T-cell mediated immunotherapy approaches that target proteins associated with these neurological disorders, such as amyloid-beta, tau, and alpha-synuclein proteins, have already been developed by scientists.

By stimulating alternate immune pathways in response to CNS injury, immunotherapy can also present opportunities to prevent and treat nerve damage.

A research in 2014 found that macrophages that are anti-inflammatory or immunoregulatory (M2) are essential for remyelination, which is a type of nerve repair.

The study

In fluids and spinal cord tissues obtained from mice with optic and spinal nerve damage, the researchers examined immune cells.

The team identified a special kind of granulocyte inside these fluids and tissues. A type of white blood cells is called granulocytes. The most common kind of granulocytes are neutrophils.

Scavengers that help kill viruses or other unwanted particles in the body are neutrophils. The new form of granulocyte described by the researchers behaved like an immature neutrophil.

This newly identified granulocyte helped shield the mice from damage to neural cells and tissues. It has also facilitated the regeneration of nerve cells by secreting a mixture of beneficial growth compounds. A human cell line with similar neuroprotective properties was also identified by the team.

To save dying nerve cells, this sort of cell actually secretes growth factors. The surviving nerve cells can also be stimulated to develop new fibers after they are severed or destroyed in the [CNS], which is truly unparalleled, says Dr. Segal. “For a wide variety of disorders, this can eventually lead to therapeutic breakthroughs by restoring these nerve pathways.”

Researchers, though, have a long way to go before doctors can use immune cells to treat humans, like this recently discovered granulocyte.

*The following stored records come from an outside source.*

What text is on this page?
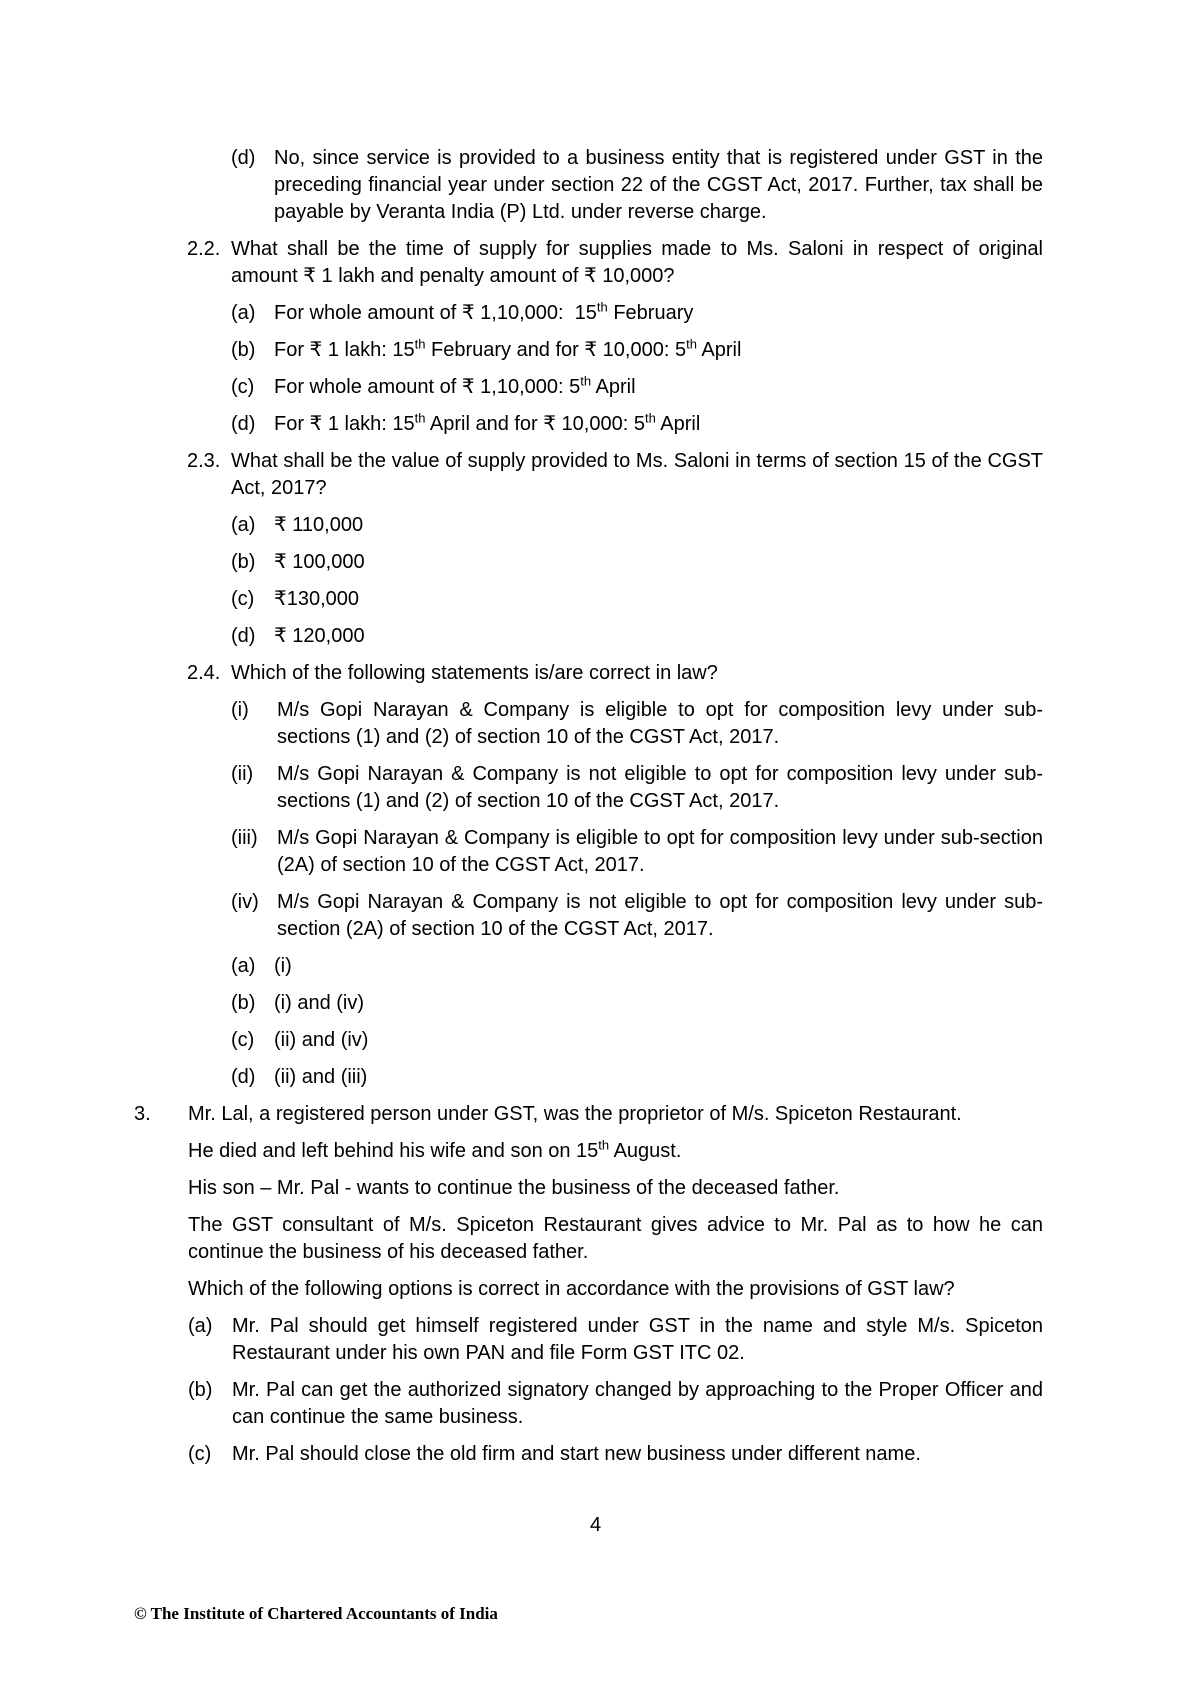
(d) No, since service is provided to a business entity that is registered under GST in the preceding financial year under section 22 of the CGST Act, 2017. Further, tax shall be payable by Veranta India (P) Ltd. under reverse charge.
2.2. What shall be the time of supply for supplies made to Ms. Saloni in respect of original amount ₹ 1 lakh and penalty amount of ₹ 10,000?
(a) For whole amount of ₹ 1,10,000:  15th February
(b) For ₹ 1 lakh: 15th February and for ₹ 10,000: 5th April
(c) For whole amount of ₹ 1,10,000: 5th April
(d) For ₹ 1 lakh: 15th April and for ₹ 10,000: 5th April
2.3. What shall be the value of supply provided to Ms. Saloni in terms of section 15 of the CGST Act, 2017?
(a) ₹ 110,000
(b) ₹ 100,000
(c) ₹130,000
(d) ₹ 120,000
2.4. Which of the following statements is/are correct in law?
(i)	M/s Gopi Narayan & Company is eligible to opt for composition levy under sub-sections (1) and (2) of section 10 of the CGST Act, 2017.
(ii)	M/s Gopi Narayan & Company is not eligible to opt for composition levy under sub-sections (1) and (2) of section 10 of the CGST Act, 2017.
(iii) M/s Gopi Narayan & Company is eligible to opt for composition levy under sub-section (2A) of section 10 of the CGST Act, 2017.
(iv) M/s Gopi Narayan & Company is not eligible to opt for composition levy under sub-section (2A) of section 10 of the CGST Act, 2017.
(a) (i)
(b) (i) and (iv)
(c) (ii) and (iv)
(d) (ii) and (iii)
3.	Mr. Lal, a registered person under GST, was the proprietor of M/s. Spiceton Restaurant.
He died and left behind his wife and son on 15th August.
His son – Mr. Pal - wants to continue the business of the deceased father.
The GST consultant of M/s. Spiceton Restaurant gives advice to Mr. Pal as to how he can continue the business of his deceased father.
Which of the following options is correct in accordance with the provisions of GST law?
(a) Mr. Pal should get himself registered under GST in the name and style M/s. Spiceton Restaurant under his own PAN and file Form GST ITC 02.
(b) Mr. Pal can get the authorized signatory changed by approaching to the Proper Officer and can continue the same business.
(c)	Mr. Pal should close the old firm and start new business under different name.
4
© The Institute of Chartered Accountants of India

The first big challenge for the team would be to find out how to harness this new immune cell ‘s strength and boost its natural healing effects by developing it in a laboratory setting. Next, they will have to show that their newly proposed therapy in humans is both successful and effective.

In the future, the team hopes that these novel cells will be introduced into people with chronic cognitive disabilities by doctors to delay or avoid degenerative deterioration.

Dr. Segal concludes that they have a lot of work left to do in a clinical setting to make their laboratory results meaningful, but says he is positive about the path ahead:

“There’s so much that we’re learning at the bench that has yet to be translated to the clinic, but I think there’s huge potential for the future.”